Ümit KARDAŞ
Anayasaların uygulanması sadece iktidar ve devletle ilintili değildir. Bireylerin ve örgütlü toplum kesimlerinin anayasanın sağladığı hak ve özgürlükleri kullanmaları konusundaki ısrarları da anayasanın uygulanması kavramı içinde yer alır.
Bu anlamda Türkiye’de anayasal hakların toplumun bir kesimi tarafından kullanılmış olması sistemin güç odaklarını rahatsız etmiş oldu.

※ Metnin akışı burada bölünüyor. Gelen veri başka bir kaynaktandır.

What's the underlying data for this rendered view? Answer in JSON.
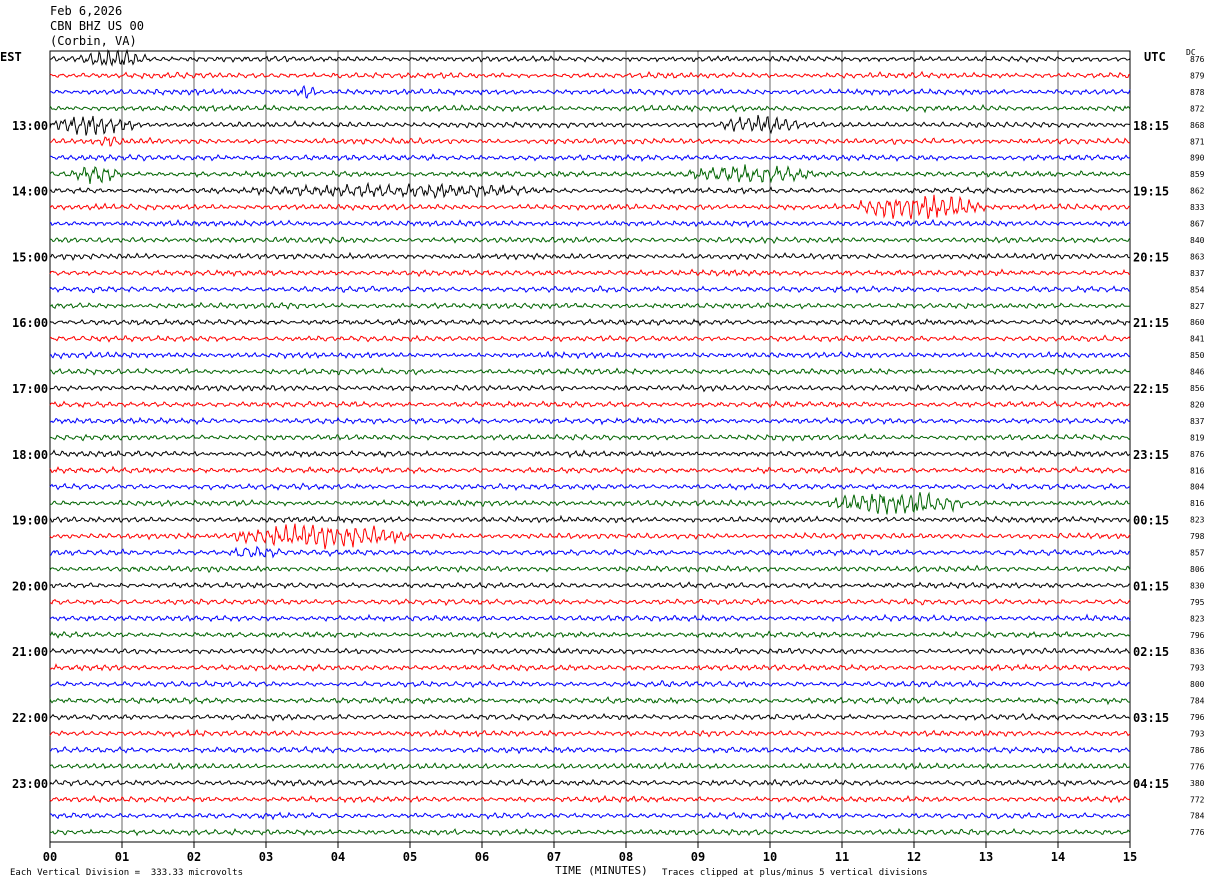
{
  "header": {
    "date": "Feb 6,2026",
    "station": "CBN BHZ US 00",
    "location": "(Corbin, VA)"
  },
  "left_zone": "EST",
  "right_zone": "UTC",
  "dc_label": "DC",
  "footer": {
    "scale_note": "Each Vertical Division =  333.33 microvolts",
    "xlabel": "TIME (MINUTES)",
    "clip_note": "Traces clipped at plus/minus 5 vertical divisions"
  },
  "chart_data": {
    "type": "line",
    "title": "",
    "xlabel": "TIME (MINUTES)",
    "ylabel": "",
    "xlim": [
      0,
      15
    ],
    "x_ticks": [
      "00",
      "01",
      "02",
      "03",
      "04",
      "05",
      "06",
      "07",
      "08",
      "09",
      "10",
      "11",
      "12",
      "13",
      "14",
      "15"
    ],
    "trace_count": 48,
    "minutes_per_trace": 15,
    "trace_colors": [
      "#000000",
      "#ff0000",
      "#0000ff",
      "#006400"
    ],
    "left_hour_labels": [
      "13:00",
      "14:00",
      "15:00",
      "16:00",
      "17:00",
      "18:00",
      "19:00",
      "20:00",
      "21:00",
      "22:00",
      "23:00"
    ],
    "right_hour_labels": [
      "18:15",
      "19:15",
      "20:15",
      "21:15",
      "22:15",
      "23:15",
      "00:15",
      "01:15",
      "02:15",
      "03:15",
      "04:15"
    ],
    "dc_offsets": [
      "876",
      "879",
      "878",
      "872",
      "868",
      "871",
      "890",
      "859",
      "862",
      "833",
      "867",
      "840",
      "863",
      "837",
      "854",
      "827",
      "860",
      "841",
      "850",
      "846",
      "856",
      "820",
      "837",
      "819",
      "876",
      "816",
      "804",
      "816",
      "823",
      "798",
      "857",
      "806",
      "830",
      "795",
      "823",
      "796",
      "836",
      "793",
      "800",
      "784",
      "796",
      "793",
      "786",
      "776",
      "380",
      "772",
      "784",
      "776"
    ],
    "events": [
      {
        "trace": 0,
        "start": 0.4,
        "end": 1.4,
        "amp": 2.2
      },
      {
        "trace": 2,
        "start": 3.4,
        "end": 3.7,
        "amp": 1.8
      },
      {
        "trace": 4,
        "start": 0.0,
        "end": 1.2,
        "amp": 2.6
      },
      {
        "trace": 4,
        "start": 9.3,
        "end": 10.4,
        "amp": 2.4
      },
      {
        "trace": 5,
        "start": 0.7,
        "end": 1.0,
        "amp": 1.6
      },
      {
        "trace": 7,
        "start": 0.3,
        "end": 1.0,
        "amp": 2.2
      },
      {
        "trace": 7,
        "start": 8.8,
        "end": 10.6,
        "amp": 2.2
      },
      {
        "trace": 8,
        "start": 2.8,
        "end": 6.8,
        "amp": 1.6
      },
      {
        "trace": 9,
        "start": 11.2,
        "end": 13.0,
        "amp": 3.2
      },
      {
        "trace": 29,
        "start": 2.5,
        "end": 5.0,
        "amp": 3.2
      },
      {
        "trace": 30,
        "start": 2.5,
        "end": 3.2,
        "amp": 1.7
      },
      {
        "trace": 27,
        "start": 10.8,
        "end": 12.7,
        "amp": 3.2
      }
    ]
  }
}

Kuvvet komutanlarıyla birlikte 12 Mart Muhtırasını veren Genelkurmay Başkanı Orgeneral Memduh Tağmaç’ın “Sosyal uyanış, ekonomik gelişmenin önüne geçti” ve yine 12 Eylül askeri darbesinin lideri Genelkurmay Başkanı Orgeneral Kenan Evren’in “ekonomik şanslar, sosyal yükümlülükler uğruna feda edildi” veya “devlet güçsüzleştirildi” ya da “anayasa bol bir elbise” şeklindeki tepkileri de bunu göstermekte.
Çoğunlukçu rejimin savunucusu olan Adalet Partisi, iktidar bölünmez teziyle kuvvetler ayrılığına ve özellikle de yargı denetimine karşı bir tutum içindeydi.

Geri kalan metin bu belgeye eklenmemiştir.